Knoxville man becomes first in East Tennessee to own home via federal program for veterans
Eight years ago, Dewey Snapp was a homeless veteran living under a bridge in Knoxville. This month, thanks to assistance from Veterans Affairs and Knoxville’s Community Development Corporation, the 65-year-old Snapp became the first veteran in East Tennessee to achieve home ownership through the Veterans Affairs Supportive Housing (VASH) voucher program.
“If I hadn’t had this help, I wouldn’t even be alive today,” Snapp said. “I’m tickled to have my own house and have my freedom. My story proves that if you watch your p’s and q’s and you apply yourself a little bit, you can make something out of nothing.”
Snapp took advantage of a voucher program via Veterans Affairs Supportive Housing (VASH) to earn the keys to his new East Knoxville home.
Snapp is originally from Sevier County and served in the U.S. Marine Corps from 1965 to 1971, including a tour in Vietnam. After he left the military, Snapp became a master electrician and worked in construction across the country.
“About eight years ago, I lost everything I had before, and I had nothing,” Snapp said. “I was nearly dead when I was in that situation.”
While recuperating from cancer treatment, Snapp ended up on the street. He found a temporary placement for six months at Samaritan Place, a shelter for homeless seniors run through Catholic Charities of East Tennessee. At a local Veterans Affairs (VA) meeting, Snapp heard about VASH, a subsidized rental assistance program that provides Section 8 Housing Choice vouchers to homeless veterans.
“When President Obama first became president, I heard him give a speech that promised no homeless veterans,” Snapp said. “I got lucky, and I was the fourth person to sign up for a VASH voucher in Knoxville.”
In 2010, Snapp received his voucher and moved into an apartment. The VASH program is a priority for the U.S. Department of Housing and Urban Development (HUD), and the Obama administration issued a challenge to end veteran homelessness by the end of 2015. Since 2010, veteran homelessness has been reduced by 24 percent. More than 69,000 vouchers have been awarded nationwide, including 140 in Knoxville.
“One of the goals of the Knoxville’s Plan to Address Homelessness is to support KCDC and the VA’s efforts to apply for and receive vouchers to house homeless veterans,” said KCDC Executive Director and CEO Art Cate. “We recently received word that our application for 30 more vouchers has been approved. These vouchers will help us join with our national partners to do our part to eliminate veteran homelessness across the country.”
In 2011, Snapp began working with Knoxville’s Community Development Corporation (KCDC) to move toward becoming “mortgage-ready.”
The Section 8 Home Ownership program, managed locally by KCDC, allows participants to use vouchers to supplement payments toward a 15- to 30-year mortgage. The participants must have had a Section 8 rental voucher for at least one year; be employed for at least one year at a qualifying income-level or on disability; not in debt with a housing agency; complete HUD-certified homebuyer education; and have a good credit score and adequate savings.
Snapp completed a four-class Financial Fitness Education series and one-day Homebuyer Education course through HomeSource East Tennessee to qualify for the program. At the beginning, Snapp had virtually no credit and spent four years establishing credit and saving money.
“I’m very proud of Dewey becoming the first VASH voucher holder to become a homeowner in East Tennessee,” said Jennifer Bell, Section 8 homeownership coordinator at KCDC. “He knew what he wanted and what needed to be done. Getting in a financial position to purchase a home can take time, and Dewey stuck with it and accomplished it in under five years.”

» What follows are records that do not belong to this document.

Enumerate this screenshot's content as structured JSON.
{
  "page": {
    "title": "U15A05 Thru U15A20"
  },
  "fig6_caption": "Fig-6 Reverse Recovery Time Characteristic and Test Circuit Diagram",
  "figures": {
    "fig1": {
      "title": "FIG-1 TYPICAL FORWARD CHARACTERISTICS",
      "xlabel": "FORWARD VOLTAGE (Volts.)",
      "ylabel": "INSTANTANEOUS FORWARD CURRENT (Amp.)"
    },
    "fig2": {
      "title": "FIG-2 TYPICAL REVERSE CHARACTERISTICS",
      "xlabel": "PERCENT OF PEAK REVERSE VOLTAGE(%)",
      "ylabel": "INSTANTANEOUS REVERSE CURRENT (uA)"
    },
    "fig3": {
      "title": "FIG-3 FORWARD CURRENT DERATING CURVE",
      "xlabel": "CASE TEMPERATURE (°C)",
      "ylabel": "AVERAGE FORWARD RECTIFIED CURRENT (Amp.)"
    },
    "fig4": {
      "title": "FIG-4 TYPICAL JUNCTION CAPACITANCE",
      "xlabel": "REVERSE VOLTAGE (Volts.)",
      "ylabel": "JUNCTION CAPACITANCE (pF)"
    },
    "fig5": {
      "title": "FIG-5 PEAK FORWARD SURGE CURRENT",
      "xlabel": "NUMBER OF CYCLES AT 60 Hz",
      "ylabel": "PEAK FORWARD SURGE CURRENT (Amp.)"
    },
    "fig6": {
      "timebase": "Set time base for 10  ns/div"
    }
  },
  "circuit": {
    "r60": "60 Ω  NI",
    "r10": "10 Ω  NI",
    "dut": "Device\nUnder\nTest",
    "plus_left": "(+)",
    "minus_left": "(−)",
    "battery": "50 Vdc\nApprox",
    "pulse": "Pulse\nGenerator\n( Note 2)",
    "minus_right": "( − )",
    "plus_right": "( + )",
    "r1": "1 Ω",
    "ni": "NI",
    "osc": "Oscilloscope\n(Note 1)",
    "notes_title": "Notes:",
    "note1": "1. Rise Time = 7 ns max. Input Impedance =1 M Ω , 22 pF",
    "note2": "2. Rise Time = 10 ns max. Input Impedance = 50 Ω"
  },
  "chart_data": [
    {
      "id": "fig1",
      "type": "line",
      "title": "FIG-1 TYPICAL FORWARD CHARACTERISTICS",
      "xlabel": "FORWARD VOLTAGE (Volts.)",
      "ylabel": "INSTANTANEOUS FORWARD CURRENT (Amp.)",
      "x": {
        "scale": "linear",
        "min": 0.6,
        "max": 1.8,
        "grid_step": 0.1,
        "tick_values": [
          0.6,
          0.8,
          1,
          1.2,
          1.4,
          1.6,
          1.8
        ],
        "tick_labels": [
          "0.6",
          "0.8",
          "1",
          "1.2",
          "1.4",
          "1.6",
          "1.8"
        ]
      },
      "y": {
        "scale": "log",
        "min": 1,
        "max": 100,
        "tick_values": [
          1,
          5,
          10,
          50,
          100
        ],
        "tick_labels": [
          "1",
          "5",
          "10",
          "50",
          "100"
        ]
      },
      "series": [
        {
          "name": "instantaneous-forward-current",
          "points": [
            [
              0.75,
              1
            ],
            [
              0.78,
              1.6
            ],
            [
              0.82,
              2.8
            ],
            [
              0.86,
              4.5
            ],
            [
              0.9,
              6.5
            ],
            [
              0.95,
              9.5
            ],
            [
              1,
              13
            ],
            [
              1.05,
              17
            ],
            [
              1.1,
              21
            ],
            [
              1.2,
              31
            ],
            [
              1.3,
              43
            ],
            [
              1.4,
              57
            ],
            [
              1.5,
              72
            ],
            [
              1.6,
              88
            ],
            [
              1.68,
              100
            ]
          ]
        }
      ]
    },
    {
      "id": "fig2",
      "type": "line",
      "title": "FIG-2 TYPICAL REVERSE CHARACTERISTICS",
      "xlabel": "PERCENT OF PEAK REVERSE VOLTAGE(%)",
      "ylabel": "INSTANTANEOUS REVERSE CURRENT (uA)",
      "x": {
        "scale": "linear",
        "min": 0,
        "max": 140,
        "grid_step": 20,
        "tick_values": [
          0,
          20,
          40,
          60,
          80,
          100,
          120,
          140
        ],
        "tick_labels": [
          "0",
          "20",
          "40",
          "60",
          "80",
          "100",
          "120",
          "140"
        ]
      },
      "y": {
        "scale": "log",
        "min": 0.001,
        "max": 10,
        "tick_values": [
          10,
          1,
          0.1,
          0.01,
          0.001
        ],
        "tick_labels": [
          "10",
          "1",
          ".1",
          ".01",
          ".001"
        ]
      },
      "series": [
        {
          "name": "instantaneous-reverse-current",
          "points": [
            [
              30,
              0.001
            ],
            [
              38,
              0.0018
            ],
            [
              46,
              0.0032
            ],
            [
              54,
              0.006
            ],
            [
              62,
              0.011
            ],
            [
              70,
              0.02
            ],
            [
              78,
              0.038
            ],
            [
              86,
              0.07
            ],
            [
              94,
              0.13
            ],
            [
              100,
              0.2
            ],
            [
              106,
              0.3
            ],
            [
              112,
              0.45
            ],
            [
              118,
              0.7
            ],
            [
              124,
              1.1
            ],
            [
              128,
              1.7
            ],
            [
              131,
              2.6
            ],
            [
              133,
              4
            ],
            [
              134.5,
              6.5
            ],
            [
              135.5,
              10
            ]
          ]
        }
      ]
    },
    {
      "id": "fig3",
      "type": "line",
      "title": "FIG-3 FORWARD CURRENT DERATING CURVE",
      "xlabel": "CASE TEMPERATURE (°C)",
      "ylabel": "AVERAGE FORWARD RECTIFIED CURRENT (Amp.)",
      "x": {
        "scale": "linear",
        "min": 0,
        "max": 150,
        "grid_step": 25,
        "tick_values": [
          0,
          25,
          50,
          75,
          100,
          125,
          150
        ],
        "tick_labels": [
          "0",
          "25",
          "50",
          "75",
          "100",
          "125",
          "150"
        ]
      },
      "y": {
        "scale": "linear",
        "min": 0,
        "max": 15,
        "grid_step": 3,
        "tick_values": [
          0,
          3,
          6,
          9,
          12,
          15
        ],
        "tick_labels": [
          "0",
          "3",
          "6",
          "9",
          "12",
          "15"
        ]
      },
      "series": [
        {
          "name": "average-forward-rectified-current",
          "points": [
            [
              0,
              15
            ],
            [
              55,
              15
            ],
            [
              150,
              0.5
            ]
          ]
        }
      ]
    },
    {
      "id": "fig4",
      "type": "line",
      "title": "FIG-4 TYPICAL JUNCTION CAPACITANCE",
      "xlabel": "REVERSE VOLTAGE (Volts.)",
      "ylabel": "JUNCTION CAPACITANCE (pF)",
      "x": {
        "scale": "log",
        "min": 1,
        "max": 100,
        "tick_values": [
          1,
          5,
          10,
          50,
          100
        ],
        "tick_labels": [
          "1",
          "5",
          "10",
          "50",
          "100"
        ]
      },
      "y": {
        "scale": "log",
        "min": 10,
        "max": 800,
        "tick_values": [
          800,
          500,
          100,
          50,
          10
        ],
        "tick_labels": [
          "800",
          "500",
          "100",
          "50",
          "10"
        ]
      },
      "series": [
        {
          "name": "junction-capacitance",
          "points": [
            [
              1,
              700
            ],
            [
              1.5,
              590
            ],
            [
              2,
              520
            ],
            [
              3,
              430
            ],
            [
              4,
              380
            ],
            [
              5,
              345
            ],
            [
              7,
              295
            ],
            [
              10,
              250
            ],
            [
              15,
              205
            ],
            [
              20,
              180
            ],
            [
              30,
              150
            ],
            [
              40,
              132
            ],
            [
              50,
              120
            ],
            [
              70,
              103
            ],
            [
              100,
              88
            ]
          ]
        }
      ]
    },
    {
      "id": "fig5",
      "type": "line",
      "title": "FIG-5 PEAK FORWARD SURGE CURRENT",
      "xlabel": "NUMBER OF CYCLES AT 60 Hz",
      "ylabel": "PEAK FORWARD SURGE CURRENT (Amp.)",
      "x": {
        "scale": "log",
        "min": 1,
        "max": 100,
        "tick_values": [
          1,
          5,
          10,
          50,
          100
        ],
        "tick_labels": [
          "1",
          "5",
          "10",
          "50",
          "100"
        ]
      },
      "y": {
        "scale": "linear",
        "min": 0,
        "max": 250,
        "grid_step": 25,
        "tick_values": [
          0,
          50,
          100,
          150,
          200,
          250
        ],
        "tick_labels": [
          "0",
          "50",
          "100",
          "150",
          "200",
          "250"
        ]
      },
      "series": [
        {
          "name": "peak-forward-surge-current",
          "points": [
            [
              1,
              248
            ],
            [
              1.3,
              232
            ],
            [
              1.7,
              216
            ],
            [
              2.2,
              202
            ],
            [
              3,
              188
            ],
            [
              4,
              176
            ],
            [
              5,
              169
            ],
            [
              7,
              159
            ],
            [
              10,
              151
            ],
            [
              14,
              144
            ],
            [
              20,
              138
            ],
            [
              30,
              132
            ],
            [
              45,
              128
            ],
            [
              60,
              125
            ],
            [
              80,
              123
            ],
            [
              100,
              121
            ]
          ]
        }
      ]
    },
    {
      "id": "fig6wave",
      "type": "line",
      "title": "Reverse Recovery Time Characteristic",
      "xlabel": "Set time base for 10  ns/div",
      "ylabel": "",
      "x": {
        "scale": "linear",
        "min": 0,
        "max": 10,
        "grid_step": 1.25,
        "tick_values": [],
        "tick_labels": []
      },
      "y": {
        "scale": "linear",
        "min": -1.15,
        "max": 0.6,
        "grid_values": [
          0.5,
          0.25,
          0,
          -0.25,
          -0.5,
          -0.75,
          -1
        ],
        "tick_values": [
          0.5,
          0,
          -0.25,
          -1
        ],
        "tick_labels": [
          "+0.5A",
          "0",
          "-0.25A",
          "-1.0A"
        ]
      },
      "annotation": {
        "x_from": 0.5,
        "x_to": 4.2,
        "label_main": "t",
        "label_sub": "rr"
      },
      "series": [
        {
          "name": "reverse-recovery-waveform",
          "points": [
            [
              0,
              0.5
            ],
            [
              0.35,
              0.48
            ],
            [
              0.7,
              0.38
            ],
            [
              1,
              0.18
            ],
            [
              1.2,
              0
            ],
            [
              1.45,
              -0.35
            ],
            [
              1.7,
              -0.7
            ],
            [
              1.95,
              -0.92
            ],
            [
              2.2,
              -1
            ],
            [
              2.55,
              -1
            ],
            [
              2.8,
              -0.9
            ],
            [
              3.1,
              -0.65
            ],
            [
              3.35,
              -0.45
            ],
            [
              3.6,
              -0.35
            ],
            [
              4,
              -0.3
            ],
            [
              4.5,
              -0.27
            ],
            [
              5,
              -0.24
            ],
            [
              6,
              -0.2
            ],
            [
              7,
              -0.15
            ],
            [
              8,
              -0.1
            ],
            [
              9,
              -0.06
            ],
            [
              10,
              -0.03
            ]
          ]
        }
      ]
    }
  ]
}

The Section 8 Homeownership voucher helps pay a portion of Snapp’s mortgage, while all maintenance and utility costs are Snapp’s responsibility. When presenting Snapp with the keys to his home, KCDC also gave Dewey a gift card to Home Depot for $50. Snapp said he will complete maintenance and upgrades on the home using his experience in construction and electrical work. He wants to plant a garden in the backyard and expand his lawnmower repair business.
“Dewey has promised me tomatoes from his garden next year, and I’m excited for that,” Bell said. “We were delighted to help Dewey achieve his goals and become more self-sufficient. KCDC will continue to work with Dewey as he pays off his mortgage and make sure he has the tools to manage his new home.”